North Texas Daily

Decision on science research building construction imminent

Decision on science research building construction imminent

Decision on science research building construction imminent
February 28
00:00 2014

Joshua Knopp // Senior Staff Writer

The building on the corner of Hickory and South Avenue B, across from a Discovery Park and Campus Cruiser bus stop, has been fenced off for months, appearing unused.

But the Science Research Building, considered “under construction” since the summer of 2012, contains a functioning research lab on the second floor. President Neal Smatresk will tour the building next Friday, starting the decision-making process of how to move forward, space management and planning director Darlene Callahan said.

The original plan was to refurbish the building’s first floor, replacing plumbing and electrical systems, adding a sprinkler system and bringing the building into compliance with accessibility codes. But according to a July 2012 report on construction projects, the renovation was behind schedule before construction even started.

Callahan said construction would be more expensive than school officials thought. The walls, particularly the bricks hanging over the windows on the outside of the building, weren’t going to hold up during construction.

“You can equate it to buying an old house, and you think you know all that’s behind the walls, and then you get in there and it starts costing you more and more and more,” she said. “We’re still assessing those numbers right now.

Facilities planner and project manager Janna Morgan said the kind of work they wanted to do was very involved.

“This is a commercial building, and replacement of utilities in a building of this kind takes careful planning and execution, especially with a fully occupied and active second floor,” she said.

She said the plans included working with second floor occupants and temporary power and cooling systems to keep everything working during shutdowns.

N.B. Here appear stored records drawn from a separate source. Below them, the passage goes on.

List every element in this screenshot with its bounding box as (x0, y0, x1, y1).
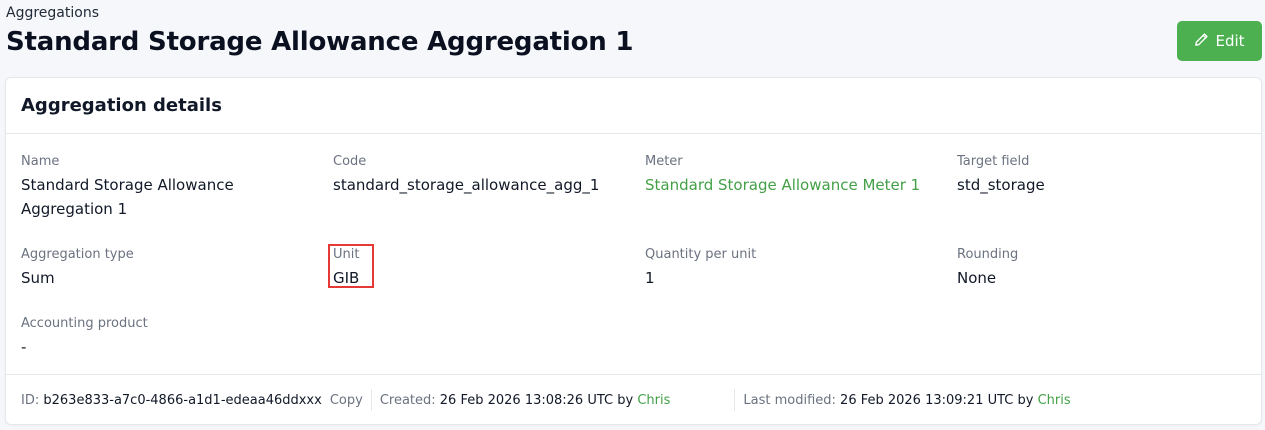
field-label: Quantity per unit (645, 247, 757, 262)
field-label: Target field (957, 154, 1030, 169)
field-label: Code (333, 154, 367, 169)
field-quantity-per-unit: Quantity per unit 1 (645, 246, 945, 290)
field-code: Code standard_storage_allowance_agg_1 (333, 153, 633, 197)
field-label: Meter (645, 154, 683, 169)
field-value: 1 (645, 269, 655, 287)
modified-by-link[interactable]: Chris (1038, 393, 1071, 408)
field-accounting-product: Accounting product - (21, 315, 321, 359)
card-title: Aggregation details (21, 95, 222, 116)
divider (734, 389, 736, 411)
field-value: Sum (21, 269, 55, 287)
page-title: Standard Storage Allowance Aggregation 1 (6, 27, 634, 57)
pencil-icon (1194, 32, 1209, 51)
breadcrumb[interactable]: Aggregations (6, 5, 99, 21)
edit-button-label: Edit (1215, 32, 1245, 50)
field-label: Accounting product (21, 316, 148, 331)
modified-value: 26 Feb 2026 13:09:21 UTC by (840, 392, 1034, 408)
field-value: None (957, 269, 997, 287)
created-by-link[interactable]: Chris (637, 393, 670, 408)
card-footer: ID: b263e833-a7c0-4866-a1d1-edeaa46ddxxx… (6, 374, 1261, 425)
edit-button[interactable]: Edit (1177, 21, 1262, 61)
aggregation-details-card: Aggregation details Name Standard Storag… (5, 77, 1262, 425)
field-label: Rounding (957, 247, 1019, 262)
created-value: 26 Feb 2026 13:08:26 UTC by (439, 392, 634, 408)
id-label: ID: (21, 392, 40, 408)
field-value: Standard Storage Allowance Aggregation 1 (21, 176, 234, 218)
card-header: Aggregation details (6, 78, 1261, 134)
field-unit: Unit GIB (333, 246, 633, 290)
field-rounding: Rounding None (957, 246, 1257, 290)
field-value: - (21, 338, 27, 356)
modified-label: Last modified: (743, 392, 836, 408)
field-label: Name (21, 154, 60, 169)
field-value: std_storage (957, 176, 1045, 194)
field-value: GIB (333, 269, 360, 287)
id-value: b263e833-a7c0-4866-a1d1-edeaa46ddxxx (43, 392, 322, 408)
created-label: Created: (379, 392, 436, 408)
divider (370, 389, 372, 411)
unit-highlight-box (328, 244, 374, 288)
field-meter: Meter Standard Storage Allowance Meter 1 (645, 153, 945, 197)
field-label: Aggregation type (21, 247, 134, 262)
field-name: Name Standard Storage Allowance Aggregat… (21, 153, 311, 221)
field-value: standard_storage_allowance_agg_1 (333, 176, 600, 194)
meter-link[interactable]: Standard Storage Allowance Meter 1 (645, 173, 945, 197)
field-target-field: Target field std_storage (957, 153, 1257, 197)
field-aggregation-type: Aggregation type Sum (21, 246, 321, 290)
field-label: Unit (333, 247, 360, 262)
copy-id-button[interactable]: Copy (330, 393, 363, 408)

With uncertainty surrounding how construction would proceed, the school lost its state funding for the $12 million project and it was placed on hold in December 2012.

Callahan said the building was designed more for scientific research than lab classrooms, though it had housed some international English classes before construction.

Biology professor Guenter Gross, who has done research in the building since 1985 and moved from the first floor when construction started, thinks the first floor would best be used as lab space.

“The issue is that we should be a little bit more interested in productivity,” Gross said. “Right now we need lab space and class space, and we should be using the first floor for that. I’ve been in this building since ’85, and it works perfectly fine. Use it.”

Feature photo: The Science Research building greenhouse. Photo courtesy of UNT.